Von Rolf-Michael Simon

In den letzten Jahren haben das Hochschulfreiheitsgesetz, die Einführung von Studienbeiträgen und auch die Exzellenzinitiative viel Bewegung in die Hochschul- und Wissenschaftslandschaft Nordrhein-Westfalens gebracht. Von einem geradezu "revolutionären Umbruch" ist die Rede. Eine Bestandsaufnahme.

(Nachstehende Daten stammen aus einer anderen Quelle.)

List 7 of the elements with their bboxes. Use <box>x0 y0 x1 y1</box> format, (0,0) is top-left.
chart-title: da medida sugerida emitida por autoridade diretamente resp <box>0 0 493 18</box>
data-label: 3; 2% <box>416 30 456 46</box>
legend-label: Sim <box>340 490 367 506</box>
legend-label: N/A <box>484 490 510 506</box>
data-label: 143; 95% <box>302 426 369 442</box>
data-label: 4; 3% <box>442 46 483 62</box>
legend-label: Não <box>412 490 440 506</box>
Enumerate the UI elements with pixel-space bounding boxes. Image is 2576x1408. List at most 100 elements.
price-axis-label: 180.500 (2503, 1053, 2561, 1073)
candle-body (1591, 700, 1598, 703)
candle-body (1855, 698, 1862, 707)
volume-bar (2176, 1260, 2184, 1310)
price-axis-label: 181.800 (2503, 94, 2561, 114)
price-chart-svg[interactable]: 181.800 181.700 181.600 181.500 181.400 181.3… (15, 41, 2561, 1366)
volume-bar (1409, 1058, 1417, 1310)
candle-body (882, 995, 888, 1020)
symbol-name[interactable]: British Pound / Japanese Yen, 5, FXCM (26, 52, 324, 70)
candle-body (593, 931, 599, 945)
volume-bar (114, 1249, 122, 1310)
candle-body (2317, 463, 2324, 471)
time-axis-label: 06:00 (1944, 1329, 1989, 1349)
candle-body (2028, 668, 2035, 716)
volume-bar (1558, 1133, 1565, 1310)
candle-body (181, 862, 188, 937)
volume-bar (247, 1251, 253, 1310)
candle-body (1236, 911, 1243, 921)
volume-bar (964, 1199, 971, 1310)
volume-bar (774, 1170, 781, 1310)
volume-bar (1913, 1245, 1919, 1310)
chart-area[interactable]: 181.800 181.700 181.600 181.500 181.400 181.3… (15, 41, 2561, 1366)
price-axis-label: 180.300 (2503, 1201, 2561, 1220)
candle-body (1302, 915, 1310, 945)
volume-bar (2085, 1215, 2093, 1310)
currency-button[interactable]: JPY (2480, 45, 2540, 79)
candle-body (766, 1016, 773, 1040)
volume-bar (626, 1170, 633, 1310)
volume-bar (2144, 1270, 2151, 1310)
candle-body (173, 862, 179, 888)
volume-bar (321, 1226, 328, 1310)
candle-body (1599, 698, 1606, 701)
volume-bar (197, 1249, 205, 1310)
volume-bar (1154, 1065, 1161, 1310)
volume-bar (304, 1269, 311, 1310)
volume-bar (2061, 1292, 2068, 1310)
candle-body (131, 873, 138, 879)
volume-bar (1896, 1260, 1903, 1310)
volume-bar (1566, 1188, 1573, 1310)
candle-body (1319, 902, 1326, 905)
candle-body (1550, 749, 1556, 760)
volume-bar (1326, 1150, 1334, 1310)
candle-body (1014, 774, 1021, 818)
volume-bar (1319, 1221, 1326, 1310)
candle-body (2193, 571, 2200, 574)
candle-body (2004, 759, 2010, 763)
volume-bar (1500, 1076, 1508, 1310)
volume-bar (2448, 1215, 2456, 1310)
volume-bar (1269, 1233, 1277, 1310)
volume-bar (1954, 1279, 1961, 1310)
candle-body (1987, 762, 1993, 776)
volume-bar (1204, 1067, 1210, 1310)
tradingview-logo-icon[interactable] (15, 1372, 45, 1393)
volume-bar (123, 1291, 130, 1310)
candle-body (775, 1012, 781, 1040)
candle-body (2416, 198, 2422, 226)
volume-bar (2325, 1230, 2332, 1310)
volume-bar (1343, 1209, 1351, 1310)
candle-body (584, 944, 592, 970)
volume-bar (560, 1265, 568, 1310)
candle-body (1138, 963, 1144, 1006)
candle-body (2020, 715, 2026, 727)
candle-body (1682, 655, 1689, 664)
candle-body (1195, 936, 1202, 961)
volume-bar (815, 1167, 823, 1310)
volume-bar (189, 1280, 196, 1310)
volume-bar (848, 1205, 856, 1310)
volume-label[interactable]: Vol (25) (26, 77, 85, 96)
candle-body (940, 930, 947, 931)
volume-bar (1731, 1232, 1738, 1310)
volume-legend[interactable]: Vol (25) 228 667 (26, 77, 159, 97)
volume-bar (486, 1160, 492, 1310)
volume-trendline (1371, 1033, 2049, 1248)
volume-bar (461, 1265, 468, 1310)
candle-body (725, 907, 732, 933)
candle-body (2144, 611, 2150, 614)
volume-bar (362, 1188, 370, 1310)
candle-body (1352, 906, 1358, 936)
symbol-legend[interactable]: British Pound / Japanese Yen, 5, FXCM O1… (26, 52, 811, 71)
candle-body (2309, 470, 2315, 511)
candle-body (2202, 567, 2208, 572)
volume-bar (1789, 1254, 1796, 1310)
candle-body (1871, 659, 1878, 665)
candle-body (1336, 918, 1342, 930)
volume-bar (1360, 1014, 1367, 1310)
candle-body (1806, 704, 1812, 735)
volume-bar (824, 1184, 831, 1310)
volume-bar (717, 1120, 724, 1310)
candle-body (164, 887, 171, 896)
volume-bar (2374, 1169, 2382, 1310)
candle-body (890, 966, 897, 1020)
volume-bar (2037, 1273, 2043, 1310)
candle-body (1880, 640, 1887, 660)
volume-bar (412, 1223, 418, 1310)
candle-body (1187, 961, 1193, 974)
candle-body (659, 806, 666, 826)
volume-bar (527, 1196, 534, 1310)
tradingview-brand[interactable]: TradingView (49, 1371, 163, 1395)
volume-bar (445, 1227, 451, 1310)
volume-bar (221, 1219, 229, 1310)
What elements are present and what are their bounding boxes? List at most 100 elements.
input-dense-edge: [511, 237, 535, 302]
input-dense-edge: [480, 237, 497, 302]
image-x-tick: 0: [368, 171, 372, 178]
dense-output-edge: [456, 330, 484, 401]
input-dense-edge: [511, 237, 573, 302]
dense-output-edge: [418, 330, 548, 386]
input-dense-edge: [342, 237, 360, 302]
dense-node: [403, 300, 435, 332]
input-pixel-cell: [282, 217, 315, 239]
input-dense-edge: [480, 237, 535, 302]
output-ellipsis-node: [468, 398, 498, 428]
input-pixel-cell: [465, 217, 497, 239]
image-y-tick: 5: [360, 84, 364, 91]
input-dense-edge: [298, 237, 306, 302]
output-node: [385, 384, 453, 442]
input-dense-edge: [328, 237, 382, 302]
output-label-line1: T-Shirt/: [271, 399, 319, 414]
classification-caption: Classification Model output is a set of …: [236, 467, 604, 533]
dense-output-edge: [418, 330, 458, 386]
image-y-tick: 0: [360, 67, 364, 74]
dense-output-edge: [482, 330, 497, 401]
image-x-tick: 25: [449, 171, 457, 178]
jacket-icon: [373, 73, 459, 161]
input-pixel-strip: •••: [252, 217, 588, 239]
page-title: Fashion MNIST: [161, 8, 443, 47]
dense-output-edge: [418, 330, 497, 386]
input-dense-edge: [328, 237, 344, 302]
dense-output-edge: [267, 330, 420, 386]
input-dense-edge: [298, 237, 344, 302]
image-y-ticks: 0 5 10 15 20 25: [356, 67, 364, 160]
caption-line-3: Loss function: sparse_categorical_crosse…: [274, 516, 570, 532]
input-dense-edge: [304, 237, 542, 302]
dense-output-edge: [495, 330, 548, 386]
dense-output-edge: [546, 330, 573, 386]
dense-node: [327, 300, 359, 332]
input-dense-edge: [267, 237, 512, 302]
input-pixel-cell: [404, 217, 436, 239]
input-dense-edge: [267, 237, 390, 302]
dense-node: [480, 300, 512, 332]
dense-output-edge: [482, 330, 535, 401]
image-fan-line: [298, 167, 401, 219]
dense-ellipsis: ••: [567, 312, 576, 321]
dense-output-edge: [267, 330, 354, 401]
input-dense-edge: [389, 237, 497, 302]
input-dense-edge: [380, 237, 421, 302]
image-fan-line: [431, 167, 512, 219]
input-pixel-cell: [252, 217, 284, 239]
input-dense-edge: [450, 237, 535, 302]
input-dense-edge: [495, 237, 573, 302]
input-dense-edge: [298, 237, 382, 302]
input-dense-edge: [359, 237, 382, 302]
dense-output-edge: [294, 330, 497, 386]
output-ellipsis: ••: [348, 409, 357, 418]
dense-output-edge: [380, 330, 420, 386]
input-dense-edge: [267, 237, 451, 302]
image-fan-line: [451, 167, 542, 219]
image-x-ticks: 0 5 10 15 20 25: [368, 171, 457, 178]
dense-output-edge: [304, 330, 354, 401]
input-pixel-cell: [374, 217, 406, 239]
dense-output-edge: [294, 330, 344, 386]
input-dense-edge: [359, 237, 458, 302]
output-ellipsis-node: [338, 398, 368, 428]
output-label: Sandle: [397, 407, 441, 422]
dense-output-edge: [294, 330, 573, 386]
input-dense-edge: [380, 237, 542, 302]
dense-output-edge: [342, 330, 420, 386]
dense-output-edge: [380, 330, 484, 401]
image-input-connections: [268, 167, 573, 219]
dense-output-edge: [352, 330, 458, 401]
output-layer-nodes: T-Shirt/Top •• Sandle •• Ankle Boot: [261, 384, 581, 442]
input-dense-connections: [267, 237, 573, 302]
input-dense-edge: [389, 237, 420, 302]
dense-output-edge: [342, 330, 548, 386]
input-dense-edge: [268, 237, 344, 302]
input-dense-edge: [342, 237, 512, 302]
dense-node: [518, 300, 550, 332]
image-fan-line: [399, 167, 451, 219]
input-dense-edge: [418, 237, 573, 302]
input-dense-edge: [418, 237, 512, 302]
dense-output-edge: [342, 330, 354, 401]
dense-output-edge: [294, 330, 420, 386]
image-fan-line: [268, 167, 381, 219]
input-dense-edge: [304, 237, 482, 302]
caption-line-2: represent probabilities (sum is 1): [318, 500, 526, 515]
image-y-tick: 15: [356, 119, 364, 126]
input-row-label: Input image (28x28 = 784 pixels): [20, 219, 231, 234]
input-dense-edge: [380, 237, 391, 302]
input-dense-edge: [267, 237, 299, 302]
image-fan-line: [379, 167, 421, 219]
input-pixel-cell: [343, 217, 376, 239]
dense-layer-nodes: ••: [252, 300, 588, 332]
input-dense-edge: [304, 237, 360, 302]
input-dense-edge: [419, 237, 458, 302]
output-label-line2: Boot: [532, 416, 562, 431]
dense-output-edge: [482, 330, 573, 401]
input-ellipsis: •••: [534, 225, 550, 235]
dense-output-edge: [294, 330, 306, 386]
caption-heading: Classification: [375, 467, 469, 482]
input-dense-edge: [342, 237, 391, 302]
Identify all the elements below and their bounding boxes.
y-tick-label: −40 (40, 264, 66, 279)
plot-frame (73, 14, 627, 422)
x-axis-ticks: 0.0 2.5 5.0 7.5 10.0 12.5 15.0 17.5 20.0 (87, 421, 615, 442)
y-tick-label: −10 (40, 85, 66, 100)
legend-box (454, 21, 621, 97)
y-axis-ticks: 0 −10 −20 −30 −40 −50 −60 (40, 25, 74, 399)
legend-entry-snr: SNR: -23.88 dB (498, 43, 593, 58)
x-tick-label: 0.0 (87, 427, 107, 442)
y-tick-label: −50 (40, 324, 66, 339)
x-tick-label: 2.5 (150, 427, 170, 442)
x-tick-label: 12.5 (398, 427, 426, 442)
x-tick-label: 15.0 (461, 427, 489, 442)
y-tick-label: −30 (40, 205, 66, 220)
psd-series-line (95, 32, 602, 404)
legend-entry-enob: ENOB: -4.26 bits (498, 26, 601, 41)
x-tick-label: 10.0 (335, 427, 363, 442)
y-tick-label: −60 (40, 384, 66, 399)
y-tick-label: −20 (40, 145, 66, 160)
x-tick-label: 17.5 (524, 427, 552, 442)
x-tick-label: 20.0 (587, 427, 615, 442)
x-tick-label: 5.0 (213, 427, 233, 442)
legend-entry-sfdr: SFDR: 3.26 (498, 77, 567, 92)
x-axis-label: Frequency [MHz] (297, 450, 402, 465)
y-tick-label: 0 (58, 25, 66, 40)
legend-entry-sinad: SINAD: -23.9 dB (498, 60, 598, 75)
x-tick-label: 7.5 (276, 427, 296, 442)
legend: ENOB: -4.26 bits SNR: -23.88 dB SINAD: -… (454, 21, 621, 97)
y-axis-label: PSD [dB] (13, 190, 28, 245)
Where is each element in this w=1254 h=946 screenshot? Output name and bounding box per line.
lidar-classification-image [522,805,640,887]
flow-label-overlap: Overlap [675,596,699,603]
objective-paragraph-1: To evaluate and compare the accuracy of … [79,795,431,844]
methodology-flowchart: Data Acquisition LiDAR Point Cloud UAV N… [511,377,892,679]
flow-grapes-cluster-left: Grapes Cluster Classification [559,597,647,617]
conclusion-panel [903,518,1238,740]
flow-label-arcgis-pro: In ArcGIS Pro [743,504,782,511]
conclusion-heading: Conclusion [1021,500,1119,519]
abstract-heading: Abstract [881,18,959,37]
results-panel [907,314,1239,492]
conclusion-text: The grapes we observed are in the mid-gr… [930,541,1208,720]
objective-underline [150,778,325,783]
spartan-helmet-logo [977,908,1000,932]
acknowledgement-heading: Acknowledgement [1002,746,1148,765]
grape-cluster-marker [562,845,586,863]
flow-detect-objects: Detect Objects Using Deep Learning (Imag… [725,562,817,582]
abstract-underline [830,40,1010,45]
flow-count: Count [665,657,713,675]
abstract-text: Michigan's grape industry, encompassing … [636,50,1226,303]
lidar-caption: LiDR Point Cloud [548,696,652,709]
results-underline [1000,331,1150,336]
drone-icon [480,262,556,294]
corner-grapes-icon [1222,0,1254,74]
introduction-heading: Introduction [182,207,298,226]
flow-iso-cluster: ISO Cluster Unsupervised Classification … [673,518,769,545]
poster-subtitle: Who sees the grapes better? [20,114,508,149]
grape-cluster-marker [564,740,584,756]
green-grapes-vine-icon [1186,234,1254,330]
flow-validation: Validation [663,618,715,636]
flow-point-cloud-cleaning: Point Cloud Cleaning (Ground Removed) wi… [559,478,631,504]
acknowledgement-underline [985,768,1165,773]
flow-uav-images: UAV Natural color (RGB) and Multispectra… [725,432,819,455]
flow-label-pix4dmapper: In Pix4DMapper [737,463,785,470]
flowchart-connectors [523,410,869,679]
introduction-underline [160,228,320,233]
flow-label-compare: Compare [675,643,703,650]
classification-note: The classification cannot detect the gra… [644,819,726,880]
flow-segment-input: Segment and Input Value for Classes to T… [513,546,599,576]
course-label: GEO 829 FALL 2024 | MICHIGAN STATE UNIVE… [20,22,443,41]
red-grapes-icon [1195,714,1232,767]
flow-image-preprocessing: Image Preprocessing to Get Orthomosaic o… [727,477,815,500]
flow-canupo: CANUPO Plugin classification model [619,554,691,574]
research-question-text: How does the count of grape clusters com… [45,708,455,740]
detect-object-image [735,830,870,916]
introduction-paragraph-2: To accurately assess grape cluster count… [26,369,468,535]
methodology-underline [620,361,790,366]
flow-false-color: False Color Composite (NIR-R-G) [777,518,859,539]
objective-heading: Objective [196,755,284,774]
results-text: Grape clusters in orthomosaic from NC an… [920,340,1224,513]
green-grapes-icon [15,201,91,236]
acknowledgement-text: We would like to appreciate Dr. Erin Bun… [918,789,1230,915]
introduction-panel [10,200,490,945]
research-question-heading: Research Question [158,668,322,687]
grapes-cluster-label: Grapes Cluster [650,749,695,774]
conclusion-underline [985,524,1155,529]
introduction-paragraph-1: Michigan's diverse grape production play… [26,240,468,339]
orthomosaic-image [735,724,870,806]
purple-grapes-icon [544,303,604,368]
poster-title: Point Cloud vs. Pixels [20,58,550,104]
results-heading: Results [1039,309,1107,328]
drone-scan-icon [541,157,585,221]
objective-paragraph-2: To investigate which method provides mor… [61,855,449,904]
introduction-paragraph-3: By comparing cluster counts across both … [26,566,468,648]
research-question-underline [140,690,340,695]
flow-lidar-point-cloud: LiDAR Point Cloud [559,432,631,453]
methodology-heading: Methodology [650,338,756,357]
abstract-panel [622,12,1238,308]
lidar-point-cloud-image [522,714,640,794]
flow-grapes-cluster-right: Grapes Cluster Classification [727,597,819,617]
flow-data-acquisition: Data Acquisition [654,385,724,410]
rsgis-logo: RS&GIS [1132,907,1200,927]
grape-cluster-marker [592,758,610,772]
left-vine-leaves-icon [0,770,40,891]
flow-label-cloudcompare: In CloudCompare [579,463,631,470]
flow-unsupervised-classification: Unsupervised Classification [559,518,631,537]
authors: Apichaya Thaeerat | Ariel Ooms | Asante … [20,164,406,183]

"NRW hatte ja auch Nachholbedarf" - Über die nordrhein-westfälische Hochschullandschaft© Pressestelle RUBAudimax, Ruhr Universität Bochum
Hochschullandschaft Nordrhein- Westfalen? - Davon konnte lange Zeit nicht wirklich die Rede sein. Und das ging weit vor die Gründung des "Bindestrich- Landes" zurück. Kaiser Wilhelm II. wünschte insbesondere im Industriegebiet an Rhein und Ruhr keine Hochschulen (und keine Kasernen), wohl des aufrührerischen Geistes wegen. Daran änderte sich auch nach 1946 und der "Operation Marriage", so das Codewort der britischen Besatzung, nichts. Das Angebot blieb weitestgehend auf ABC (Aachen, Bonn, Colonia) und M(ünster) beschränkt. Bis 1961 der Düsseldorfer Landtag eine geradezu sensationelle Entscheidung traf. Eine neue Universität sollte im Herzen des sogenannten Ruhrgebiets entstehen.

Die "Ruhr- Universität", diesen Namen ließ sich Bochum nicht mehr nehmen, ging 1965 an den Start - Initialzündung einer Woge von Hochschulgründungen. Es hieß damals, so mancher Wissenschaftler hätte sich einer Professur nur durch Selbstentleibung entziehen können. Dass da oft Quantität vor Qualität kam, zumal diese Gründer-Zeit gerade in die 70er Jahre fiel, da die Studierendenzahlen (und nicht nur die) explodierten ... tempi passati.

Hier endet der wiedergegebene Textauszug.